Via slashdot.org (yes really, I still pull in the headlines, although the miracle of feed readers has allowed me to confirm that yes, Ars Technica is a better read), a site called Journal Space, which hosted weblogs, lost all their data. They only had a RAID setup as backup, that is, a system that mirrors content between two disks and is designed to protect against disk failure. If you’ve heard of RAID, you hopefully already know that it is not the same as a backup: if software error or an accident or a malicious act deletes data from one disk, the RAID setup faithfully mirrors it to the other disk. If not, imagine that you have two magical whiteboards. One is copied exactly to the other. If one magical whiteboard totally breaks down, excellent, you have a full copy of your meeting notes and doodles on the other. (Note for accuracy, not all RAID configurations produce a full mirror and sometimes the mirror is spread over more than one spare disk. But you get the idea.) However, if someone rubs something off the whiteboard, or falls over while holding a can of solvent and splashes it on the first whiteboard, everything on it is immediately deleted from the other.

Instead, for home machines you want, most likely, an incremental backup, that is, a separate disk/machine with several copies of your data going back in time. Your data as it was an hour ago. Your data as it was a day ago. Your data as it was a month ago. And so on. I have snapshots of my data for every three hours over the last two months. (Sensible backup programs will notice when data is the same across two or more time periods and only store it once, so your backup disk does not need to be so very much larger than your normal disk.)

For business systems you want both: the quick recovery from disk failure that mirroring systems such as RAID offer, and incremental backups. (I don’t maintain business grade systems, ask someone else for best practices if you need them. Internally consistent database backups are something you want to pay particular attention to.)

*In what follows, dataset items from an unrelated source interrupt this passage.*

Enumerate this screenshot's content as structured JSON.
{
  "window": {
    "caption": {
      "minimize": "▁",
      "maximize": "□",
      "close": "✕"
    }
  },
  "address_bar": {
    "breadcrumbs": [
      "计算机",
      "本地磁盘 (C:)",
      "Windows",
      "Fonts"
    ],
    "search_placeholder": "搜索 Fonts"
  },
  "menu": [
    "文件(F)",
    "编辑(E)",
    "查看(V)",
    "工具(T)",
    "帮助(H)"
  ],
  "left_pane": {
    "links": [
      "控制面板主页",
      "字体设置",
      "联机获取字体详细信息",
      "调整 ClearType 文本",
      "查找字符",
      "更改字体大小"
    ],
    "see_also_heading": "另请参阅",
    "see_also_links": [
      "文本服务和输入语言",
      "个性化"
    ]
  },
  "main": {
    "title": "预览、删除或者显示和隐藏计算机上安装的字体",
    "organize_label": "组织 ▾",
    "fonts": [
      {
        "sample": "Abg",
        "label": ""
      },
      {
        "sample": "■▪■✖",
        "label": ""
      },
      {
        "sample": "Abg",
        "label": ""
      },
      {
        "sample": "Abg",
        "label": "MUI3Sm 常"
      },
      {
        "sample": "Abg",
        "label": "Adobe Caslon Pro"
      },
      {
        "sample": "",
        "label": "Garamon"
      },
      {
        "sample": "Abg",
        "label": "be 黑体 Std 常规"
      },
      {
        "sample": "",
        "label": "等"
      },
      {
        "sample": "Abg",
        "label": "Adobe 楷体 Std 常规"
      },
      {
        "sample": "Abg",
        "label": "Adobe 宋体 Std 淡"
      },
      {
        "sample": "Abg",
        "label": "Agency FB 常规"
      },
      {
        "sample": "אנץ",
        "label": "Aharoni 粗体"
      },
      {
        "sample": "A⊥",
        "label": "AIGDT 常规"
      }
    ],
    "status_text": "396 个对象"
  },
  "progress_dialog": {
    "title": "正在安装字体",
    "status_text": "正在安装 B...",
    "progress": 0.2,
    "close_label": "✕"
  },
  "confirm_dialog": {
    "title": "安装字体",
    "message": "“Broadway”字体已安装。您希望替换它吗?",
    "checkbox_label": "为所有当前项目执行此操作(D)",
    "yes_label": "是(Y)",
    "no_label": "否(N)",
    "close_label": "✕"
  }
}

I note this because in November I gave a talk on home backups for Linux at SLUG and there is one other point of interest: do not trust third party providers to have good backups. It is getting increasingly common to have a lot of your most interesting data on someone else’s servers: your email on Google’s, your blog over at wordpress.com, contact details for all your friends on Facebook, and so on. But your provider can make both their own catastrophically bad decisions, like Journal Space, and have their creditors suddenly sell their hard disks off in a fire sale, as happened to Digital Railroad.

Which is a big problem, because a lot of third party providers do not provide an easy way to get your data (‘easy’ would be both a documented API accessible from common programming languages and an installable application), and lots don’t provide any way at all. (There’s also a whole batch of interesting issues to do with your comments or Wall postings or whatever: you don’t necessarily have the right to reproduce them and there would be privacy implications when allowing you to back them up and reproduce them on some other side. LiveJournal, for one, solves this problem by not allowing easy backups of comments left on your journal.)

If your email host, blog host, calendar host, documents host or social networking host failed or deleted your account, how would you fare?